Kedua lempeng biasanya terus bergerak mendekati satu sama lain, tetapi menjadi "terjebak" di tempat mereka bersentuhan. Akhirnya, penumpukan regangan melebihi gesekan antara kedua lempeng dan gempa megathrust yang besar terjadi.
Terkait hal tersebut, pakar kegempaan dari Badan Riset dan Inovasi Nasional (BRIN) menegaskan bahwa gempa yang terjadi di Kabupaten Bandung itu tidak terkait langsung dengan aktivitas gempa megathrust
Dari siaran pers BRIN, Sabtu (21/9/2024), Peneliti dari Pusat Riset Kebencanaan Geologi BRIN Nuraini Rahma Hanifa menjelaskan, bahwa gempa ini disebabkan oleh sumber sesar darat yang terjadi di dekat sesar lokal yakni sesar Garsela.

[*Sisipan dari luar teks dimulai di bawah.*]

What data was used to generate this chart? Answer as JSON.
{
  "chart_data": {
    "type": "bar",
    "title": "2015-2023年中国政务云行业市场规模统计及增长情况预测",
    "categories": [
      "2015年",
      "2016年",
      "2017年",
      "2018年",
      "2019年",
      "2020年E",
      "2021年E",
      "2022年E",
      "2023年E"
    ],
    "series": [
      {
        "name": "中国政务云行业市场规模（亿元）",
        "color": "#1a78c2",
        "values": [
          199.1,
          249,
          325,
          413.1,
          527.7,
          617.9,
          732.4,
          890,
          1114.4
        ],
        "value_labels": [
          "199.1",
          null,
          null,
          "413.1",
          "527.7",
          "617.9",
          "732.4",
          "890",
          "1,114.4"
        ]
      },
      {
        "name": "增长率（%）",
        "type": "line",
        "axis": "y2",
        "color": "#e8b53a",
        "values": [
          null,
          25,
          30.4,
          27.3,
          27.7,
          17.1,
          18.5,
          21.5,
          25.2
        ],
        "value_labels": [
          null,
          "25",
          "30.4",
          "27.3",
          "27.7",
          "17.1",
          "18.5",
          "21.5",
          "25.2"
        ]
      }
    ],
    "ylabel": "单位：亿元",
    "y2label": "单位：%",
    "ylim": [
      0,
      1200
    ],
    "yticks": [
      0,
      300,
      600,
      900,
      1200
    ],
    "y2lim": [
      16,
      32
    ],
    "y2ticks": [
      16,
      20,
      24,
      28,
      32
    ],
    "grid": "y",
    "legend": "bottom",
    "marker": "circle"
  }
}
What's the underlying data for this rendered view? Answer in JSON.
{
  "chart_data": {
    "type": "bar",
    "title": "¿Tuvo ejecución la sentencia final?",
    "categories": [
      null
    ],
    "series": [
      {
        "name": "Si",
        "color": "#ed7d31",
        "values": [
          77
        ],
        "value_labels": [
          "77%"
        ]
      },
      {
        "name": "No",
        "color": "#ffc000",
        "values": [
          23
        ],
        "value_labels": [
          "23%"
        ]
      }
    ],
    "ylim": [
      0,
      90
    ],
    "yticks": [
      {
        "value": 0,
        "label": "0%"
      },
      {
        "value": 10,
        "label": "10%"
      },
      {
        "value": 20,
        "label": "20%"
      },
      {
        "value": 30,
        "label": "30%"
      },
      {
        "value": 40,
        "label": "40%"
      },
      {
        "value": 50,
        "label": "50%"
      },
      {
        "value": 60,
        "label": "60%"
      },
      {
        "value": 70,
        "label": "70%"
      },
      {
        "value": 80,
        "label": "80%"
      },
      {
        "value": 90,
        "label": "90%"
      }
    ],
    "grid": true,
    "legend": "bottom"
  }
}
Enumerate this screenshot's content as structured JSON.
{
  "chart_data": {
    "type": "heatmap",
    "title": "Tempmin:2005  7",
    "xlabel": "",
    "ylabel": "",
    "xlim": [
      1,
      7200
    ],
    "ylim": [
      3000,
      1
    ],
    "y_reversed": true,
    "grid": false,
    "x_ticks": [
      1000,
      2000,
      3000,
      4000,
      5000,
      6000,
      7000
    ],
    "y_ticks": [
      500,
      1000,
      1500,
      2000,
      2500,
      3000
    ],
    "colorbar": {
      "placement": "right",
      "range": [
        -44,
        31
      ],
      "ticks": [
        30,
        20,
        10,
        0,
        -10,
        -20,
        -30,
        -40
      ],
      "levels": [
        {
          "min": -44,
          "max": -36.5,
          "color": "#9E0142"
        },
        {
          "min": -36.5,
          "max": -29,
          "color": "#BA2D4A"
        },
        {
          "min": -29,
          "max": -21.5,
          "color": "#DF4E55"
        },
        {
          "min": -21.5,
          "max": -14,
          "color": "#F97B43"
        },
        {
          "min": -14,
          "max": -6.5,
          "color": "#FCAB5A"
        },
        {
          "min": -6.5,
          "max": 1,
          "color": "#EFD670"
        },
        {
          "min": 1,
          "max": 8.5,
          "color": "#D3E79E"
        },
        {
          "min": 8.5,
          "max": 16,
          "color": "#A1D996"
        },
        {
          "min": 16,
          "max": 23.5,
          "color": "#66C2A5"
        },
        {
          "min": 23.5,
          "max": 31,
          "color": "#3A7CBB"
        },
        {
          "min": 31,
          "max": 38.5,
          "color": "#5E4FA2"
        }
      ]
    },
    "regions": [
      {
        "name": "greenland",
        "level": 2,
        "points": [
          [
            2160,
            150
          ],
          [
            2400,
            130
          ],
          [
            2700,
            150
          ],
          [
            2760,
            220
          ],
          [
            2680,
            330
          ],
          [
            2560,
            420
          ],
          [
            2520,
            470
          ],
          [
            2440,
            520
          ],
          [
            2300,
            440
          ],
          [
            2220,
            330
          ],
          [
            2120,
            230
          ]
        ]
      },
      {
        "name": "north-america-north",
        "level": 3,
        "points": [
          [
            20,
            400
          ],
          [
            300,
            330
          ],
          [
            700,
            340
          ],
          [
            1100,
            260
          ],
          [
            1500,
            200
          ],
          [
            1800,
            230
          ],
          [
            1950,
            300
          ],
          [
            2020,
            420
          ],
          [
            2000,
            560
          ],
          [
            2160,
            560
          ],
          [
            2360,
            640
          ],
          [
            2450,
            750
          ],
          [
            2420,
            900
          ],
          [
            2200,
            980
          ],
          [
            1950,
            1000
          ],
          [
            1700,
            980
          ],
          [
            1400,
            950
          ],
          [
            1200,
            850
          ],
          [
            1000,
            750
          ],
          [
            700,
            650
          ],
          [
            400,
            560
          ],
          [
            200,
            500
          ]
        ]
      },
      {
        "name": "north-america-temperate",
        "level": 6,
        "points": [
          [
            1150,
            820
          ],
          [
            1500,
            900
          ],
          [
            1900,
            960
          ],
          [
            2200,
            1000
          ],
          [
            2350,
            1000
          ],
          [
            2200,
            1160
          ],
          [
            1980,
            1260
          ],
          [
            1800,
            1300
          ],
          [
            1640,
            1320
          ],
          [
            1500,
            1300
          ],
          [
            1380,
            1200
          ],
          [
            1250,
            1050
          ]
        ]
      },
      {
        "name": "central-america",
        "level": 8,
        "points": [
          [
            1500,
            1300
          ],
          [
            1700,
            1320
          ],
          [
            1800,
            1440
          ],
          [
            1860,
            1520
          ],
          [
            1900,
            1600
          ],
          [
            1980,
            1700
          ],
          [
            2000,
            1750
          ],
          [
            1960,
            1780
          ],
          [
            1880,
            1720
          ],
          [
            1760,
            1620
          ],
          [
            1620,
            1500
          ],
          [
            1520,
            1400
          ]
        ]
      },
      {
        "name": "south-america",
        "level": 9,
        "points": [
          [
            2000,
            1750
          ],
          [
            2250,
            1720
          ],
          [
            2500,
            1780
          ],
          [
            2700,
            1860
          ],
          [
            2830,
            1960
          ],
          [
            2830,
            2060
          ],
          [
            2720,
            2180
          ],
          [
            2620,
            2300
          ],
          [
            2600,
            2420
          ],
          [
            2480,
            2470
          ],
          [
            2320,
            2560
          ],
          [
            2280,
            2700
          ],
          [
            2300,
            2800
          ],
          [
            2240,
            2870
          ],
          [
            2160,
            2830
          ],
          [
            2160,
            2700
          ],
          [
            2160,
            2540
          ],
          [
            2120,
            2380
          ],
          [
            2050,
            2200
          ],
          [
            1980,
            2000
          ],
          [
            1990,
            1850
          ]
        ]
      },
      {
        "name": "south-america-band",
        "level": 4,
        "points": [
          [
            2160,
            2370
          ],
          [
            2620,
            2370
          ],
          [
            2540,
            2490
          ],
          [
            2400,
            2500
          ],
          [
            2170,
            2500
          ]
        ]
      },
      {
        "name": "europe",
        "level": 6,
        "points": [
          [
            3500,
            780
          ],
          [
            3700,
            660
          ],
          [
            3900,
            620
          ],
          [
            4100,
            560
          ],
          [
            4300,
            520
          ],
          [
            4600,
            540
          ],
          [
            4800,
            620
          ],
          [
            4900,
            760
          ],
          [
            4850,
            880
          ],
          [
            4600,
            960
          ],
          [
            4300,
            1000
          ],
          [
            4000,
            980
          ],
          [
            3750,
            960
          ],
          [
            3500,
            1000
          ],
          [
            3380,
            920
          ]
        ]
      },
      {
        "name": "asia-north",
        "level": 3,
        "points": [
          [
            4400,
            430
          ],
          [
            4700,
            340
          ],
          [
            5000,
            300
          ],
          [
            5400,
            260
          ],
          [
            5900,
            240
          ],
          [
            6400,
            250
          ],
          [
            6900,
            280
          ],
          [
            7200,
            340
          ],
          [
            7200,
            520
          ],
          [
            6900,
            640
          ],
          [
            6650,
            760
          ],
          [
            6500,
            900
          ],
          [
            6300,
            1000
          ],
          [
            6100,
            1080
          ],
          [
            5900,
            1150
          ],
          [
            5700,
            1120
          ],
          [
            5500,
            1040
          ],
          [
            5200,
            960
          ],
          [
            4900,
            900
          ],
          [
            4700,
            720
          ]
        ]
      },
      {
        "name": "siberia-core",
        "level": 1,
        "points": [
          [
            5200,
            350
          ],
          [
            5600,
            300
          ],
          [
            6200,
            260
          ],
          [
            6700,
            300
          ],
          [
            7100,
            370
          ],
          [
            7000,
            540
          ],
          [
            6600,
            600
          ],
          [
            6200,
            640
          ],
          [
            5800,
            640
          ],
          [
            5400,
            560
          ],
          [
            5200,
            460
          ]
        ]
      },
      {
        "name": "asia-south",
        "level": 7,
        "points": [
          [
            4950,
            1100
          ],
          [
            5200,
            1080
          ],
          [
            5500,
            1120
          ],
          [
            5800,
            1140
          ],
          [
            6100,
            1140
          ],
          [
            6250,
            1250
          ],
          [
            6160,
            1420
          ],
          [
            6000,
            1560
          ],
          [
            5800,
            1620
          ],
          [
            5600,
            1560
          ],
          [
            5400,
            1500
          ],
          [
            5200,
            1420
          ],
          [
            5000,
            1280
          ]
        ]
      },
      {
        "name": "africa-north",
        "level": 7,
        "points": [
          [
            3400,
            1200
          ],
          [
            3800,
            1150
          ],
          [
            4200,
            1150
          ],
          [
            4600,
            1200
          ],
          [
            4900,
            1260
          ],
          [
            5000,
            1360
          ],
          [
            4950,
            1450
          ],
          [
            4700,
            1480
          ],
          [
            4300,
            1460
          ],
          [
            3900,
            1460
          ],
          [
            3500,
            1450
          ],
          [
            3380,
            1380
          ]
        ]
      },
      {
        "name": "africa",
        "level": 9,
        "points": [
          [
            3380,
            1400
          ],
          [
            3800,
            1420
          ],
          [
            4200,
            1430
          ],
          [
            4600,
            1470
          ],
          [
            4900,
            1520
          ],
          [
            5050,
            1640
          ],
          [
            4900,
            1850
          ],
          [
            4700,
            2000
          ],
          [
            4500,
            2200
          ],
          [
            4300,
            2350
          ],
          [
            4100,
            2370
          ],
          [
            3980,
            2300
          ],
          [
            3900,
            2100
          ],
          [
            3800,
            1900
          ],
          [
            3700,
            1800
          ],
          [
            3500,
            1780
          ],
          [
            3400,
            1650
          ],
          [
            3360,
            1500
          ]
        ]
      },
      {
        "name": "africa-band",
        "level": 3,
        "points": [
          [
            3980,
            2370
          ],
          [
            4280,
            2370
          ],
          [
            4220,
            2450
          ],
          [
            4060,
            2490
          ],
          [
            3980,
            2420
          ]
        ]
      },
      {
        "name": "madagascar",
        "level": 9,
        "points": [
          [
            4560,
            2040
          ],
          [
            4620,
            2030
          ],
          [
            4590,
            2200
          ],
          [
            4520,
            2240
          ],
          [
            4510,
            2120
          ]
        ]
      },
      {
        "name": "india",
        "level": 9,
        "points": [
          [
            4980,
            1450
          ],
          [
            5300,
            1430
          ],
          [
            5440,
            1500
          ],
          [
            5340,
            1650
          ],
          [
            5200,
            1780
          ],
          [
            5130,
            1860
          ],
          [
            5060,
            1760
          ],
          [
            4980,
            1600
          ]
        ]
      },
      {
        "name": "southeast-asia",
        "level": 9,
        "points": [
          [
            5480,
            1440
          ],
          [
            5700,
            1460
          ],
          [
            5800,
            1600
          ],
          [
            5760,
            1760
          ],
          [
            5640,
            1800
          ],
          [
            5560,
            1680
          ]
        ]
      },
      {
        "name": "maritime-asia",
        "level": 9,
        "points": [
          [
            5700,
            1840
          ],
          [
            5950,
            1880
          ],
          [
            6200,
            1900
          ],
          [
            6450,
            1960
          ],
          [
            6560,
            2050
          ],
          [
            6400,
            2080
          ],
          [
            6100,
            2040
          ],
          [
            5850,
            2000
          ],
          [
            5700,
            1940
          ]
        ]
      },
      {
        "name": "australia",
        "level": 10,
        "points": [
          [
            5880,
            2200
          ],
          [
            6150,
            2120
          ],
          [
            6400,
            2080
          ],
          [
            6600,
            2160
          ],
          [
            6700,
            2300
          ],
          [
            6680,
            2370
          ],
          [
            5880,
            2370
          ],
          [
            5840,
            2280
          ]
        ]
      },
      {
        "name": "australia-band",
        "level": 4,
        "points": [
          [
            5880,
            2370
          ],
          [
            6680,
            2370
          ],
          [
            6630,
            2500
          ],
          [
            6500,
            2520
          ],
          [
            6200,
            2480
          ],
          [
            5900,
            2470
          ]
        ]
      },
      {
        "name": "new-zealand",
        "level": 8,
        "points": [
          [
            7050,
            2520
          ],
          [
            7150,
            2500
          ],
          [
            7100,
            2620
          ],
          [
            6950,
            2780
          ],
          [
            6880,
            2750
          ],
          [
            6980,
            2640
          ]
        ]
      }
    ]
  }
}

"Sesar Garsela ini memang sudah kita petakan di Peta Gempa Nasional tahun 2017 dan juga di Peta Gempa tahun 2024," kata Rahma.
Menurutnya, sesar Garsela ini memiliki dua segmen yakni segmen rakutai dan segmen kencana. Namun masih diperlukan investigasi lebih lanjut guna memastikan penyebab gempa yang terjadi di Kabupaten Bandung, terlebih bila melihat pusat kerusakan yang berada 5 Km di sisi barat pusat gempa.
Rahma memprediksi, gempa tersebut tidak terkait langsung dengan gempa megathrust karena berbeda letak dan posisi lempeng.
"Yang terjadi di Bandung itu ada di lempeng Eurasia, sedangkan kalau Megathrust itu pertemuan antara lempeng Eurasia dan Indo Australia. Secara langsung tidak terkait," ungkapnya.
Rahma juga mencatat bahwa meskipun gempa ini tidak berhubungan langsung dengan megathrust, ada kemungkinan aktivitas seismik di Pulau Jawa dipengaruhi oleh pergerakan lempeng di bawahnya.
Oleh karena itu, investigasi lebih lanjut diperlukan, termasuk studi terhadap sesar lokal di sekitar Kertasari dan dampaknya terhadap wilayah tersebut.
Gempa yang juga melanda beberapa kecamatan seperti Ibun, Paseh, dan Majalaya ini menimbulkan kerusakan yang signifikan, terutama di Kertasari.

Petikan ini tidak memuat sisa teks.